Human Factors/Usability (HF/U) and Clinical Performance Testing
The draft guidance offers general information about HF/U and clinical performance testing. FDA acknowledges the particular importance of HF/U testing for implant devices with complex interfaces intended for implantation by healthcare practitioners (HCPs) and implants that involve post-implantation management by either the patient or HCP (e.g., programming, monitoring, maintenance).
The FDA notes that, in most 510(k) submissions, clinical data is not typically required to establish SE. However, there are specific scenarios where clinical data may become necessary to support an SE determination, as explained in another recent draft guidance on clinical data in 510(k), which we will discuss separately in a forthcoming blog post.
Patient Experience Information
As CDRH administers the Patient Science and Engagement Program, the draft guidance includes a separate section to encourage, rather than mandate, submitters to include patient experience data (such as patient preference information and patient-reported outcomes) for implants in a 510(k) submission, if it is relevant to the determination of SE. Regarding this aspect, FDA refers to three guidance documents: Patient-Reported Outcome Measures, Patient-Reported Outcome Instruments, and Patient Preference Information.

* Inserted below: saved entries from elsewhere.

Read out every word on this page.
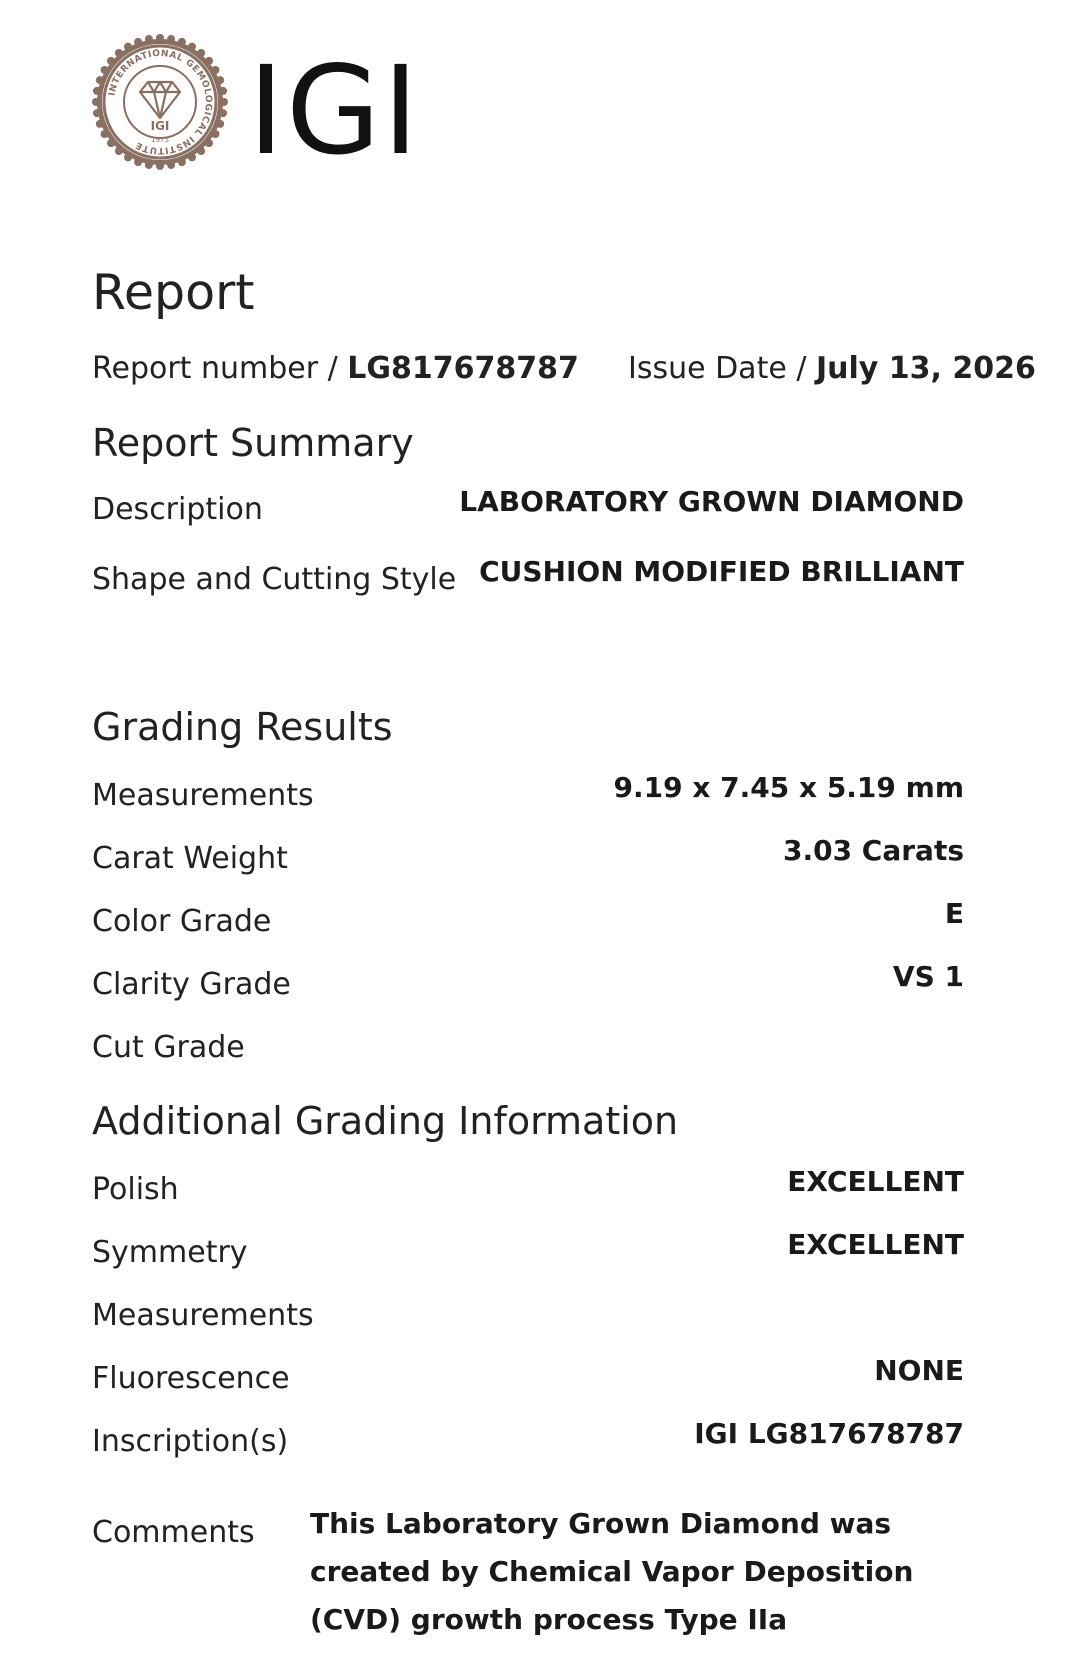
INTERNATIONAL GEMOLOGICAL INSTITUTE
IGI
1975 IGI
Report
Report number / LG817678787 Issue Date / July 13, 2026
Report Summary
Description	LABORATORY GROWN DIAMOND
Shape and Cutting Style CUSHION MODIFIED BRILLIANT
Grading Results
Measurements	9.19 x 7.45 x 5.19 mm
Carat Weight	3.03 Carats
Color Grade	E
Clarity Grade	VS 1
Cut Grade
Additional Grading Information
Polish	EXCELLENT
Symmetry	EXCELLENT
Measurements
Fluorescence	NONE
Inscription(s)	IGI LG817678787
Comments This Laboratory Grown Diamond was created by Chemical Vapor Deposition (CVD) growth process Type IIa
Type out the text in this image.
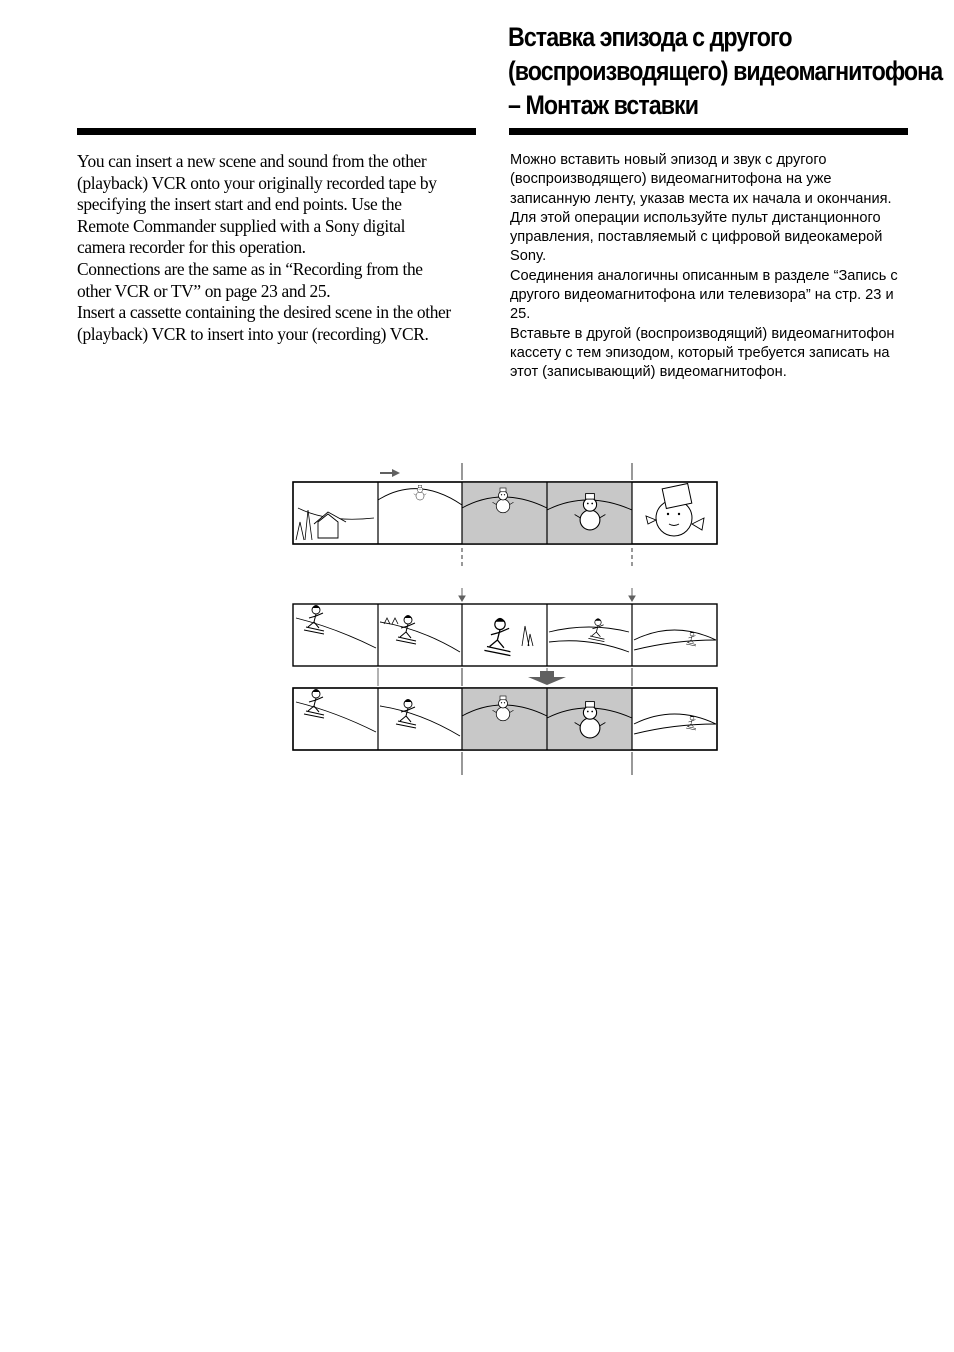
Вставка эпизода с другого
(воспроизводящего) видеомагнитофона
– Монтаж вставки

You can insert a new scene and sound from the other (playback) VCR onto your originally recorded tape by specifying the insert start and end points. Use the Remote Commander supplied with a Sony digital camera recorder for this operation.

Connections are the same as in “Recording from the other VCR or TV” on page 23 and 25.

Insert a cassette containing the desired scene in the other (playback) VCR to insert into your (recording) VCR.

Можно вставить новый эпизод и звук с другого (воспроизводящего) видеомагнитофона на уже записанную ленту, указав места их начала и окончания. Для этой операции используйте пульт дистанционного управления, поставляемый с цифровой видеокамерой Sony.

Соединения аналогичны описанным в разделе “Запись с другого видеомагнитофона или телевизора” на стр. 23 и 25.

Вставьте в другой (воспроизводящий) видеомагнитофон кассету с тем эпизодом, который требуется записать на этот (записывающий) видеомагнитофон.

In evaluating substantial equivalence, FDA may consider patient preference information in conjunction with non-clinical and clinical testing. The totality of information helps inform FDA’s decision when it considers the overall benefit-risk profile of the implant device. Note that FDA performs a benefit-risk assessment in the 510(k) context when it determines whether the new device is “as safe and effective” as the predicate device after the Agency finds that the intended use of the new device and predicate device are the same and have different technological characteristics that do not raise different questions of safety and effectiveness if there are different technological characteristics.
Labeling and Implant ID Card
Lastly, it is critical that patients are provided with implant information as it pertains to their devices. Manufacturers should create user-friendly instructions for use that facilitate patient understanding of potential risks over the expected lifespan of the implant. FDA offers a flexible approach to achieve this goal, suggesting that some information may be suitable for inclusion on an implant ID card for the patient or caregiver, while other information may be better communicated in a different format (e.g., separate patient labeling). Concerning the implant ID card, FDA recommends including basic information such as model name and manufacturer and important details concerning patient contacting materials, including those that may be associated with allergic reactions. FDA also recommends the implant ID card provide contact information in the event of malfunctions or adverse events. Finally, for magnetic resonance (MR) conditional implants, FDA recommends identifying those conditions for safe MR use.
We encourage sponsors of implant devices to carefully review the draft guidance, participate in the FDA’s webinar scheduled for October 26, 2023, and consider submitting comments on this draft guidance by December 6, 2023, through the provided link.